Like any other skill, it takes practice ...
By showing your child early on how to manage his time, you are instilling a skill he can use long after he’s donned his college cap and gown. This is a skill he can use for a lifetime.
Time-management is essential for everyone. But if you can get your child to learn the main principles, that’s a tool they can use forever. It is a principle that impacts children’s emotional, social, physical, mental, financial and spiritual lives.
It’s a skill every child needs to thrive. If we don't train them in good habits while they are young, they will spend the rest of their lives trying to shake a bad habit.
Managing time well gets harder as life goes on. The fact is, there are more opportunities in life than there is time to do them.
Start kids early at learning how to weigh their options. Not every task is equally important and not every task is equally urgent. Help your child determine what things can or cannot wait, and then, depending upon what they choose to tackle first, discuss how that will affect the rest of his time that day.

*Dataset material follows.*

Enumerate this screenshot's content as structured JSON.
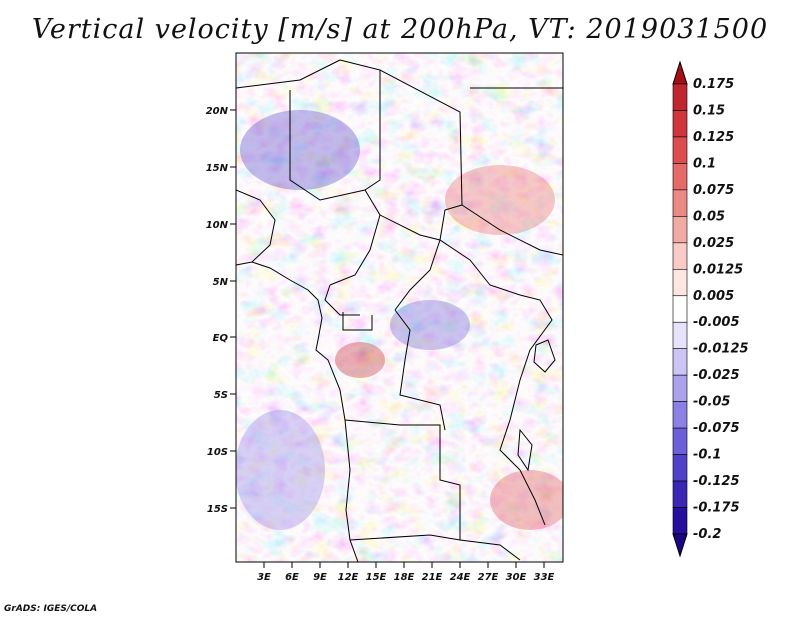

He’ll start to learn how much time he needs to allocate to certain responsibilities and will improve his productivity too.
1.Kids learn by example,so set the right example.If as a parent we stay organised .it is more likely that kids follow suit
2.Know your values
Begin teaching time management by establishing your family’s priorities. Instead of thinking in minutes and hours, think of the big picture. In our home it looks like this:
- God
- Family
- School
- Work
- Play
- Help them prioritise
- 3.Do less
Managing time is often about dropping less important activities more than it is about fitting in new activities. Avoid overscheduling your kids. It can be hard to say no to some of the amazing opportunities that come up during the course of a year. Save yourself the trouble and know that some activities will have to go on the long term goal list.
4.Avoid procrastination
Teach kids to prioritize their responsibilities and deal with the difficult things first. Getting your least favorite tasks out of the way early in the day helps to avoid the temptation to put the task off until a more ‘convenient’ time.
Parents should not put undue pressure on their kids, whose time in today’s hectic world is already so overmanaged.
Its important for parents to be forgiving when their children don’t get it right.
There is something to be said for letting the clouds roll by, The idea, in the end, is to help kids make the best use of their work time, so, being kids, there’s still plenty of time for play.
“The ultimate goal is to help children build internal self-discipline and a capacity to manage themselves.”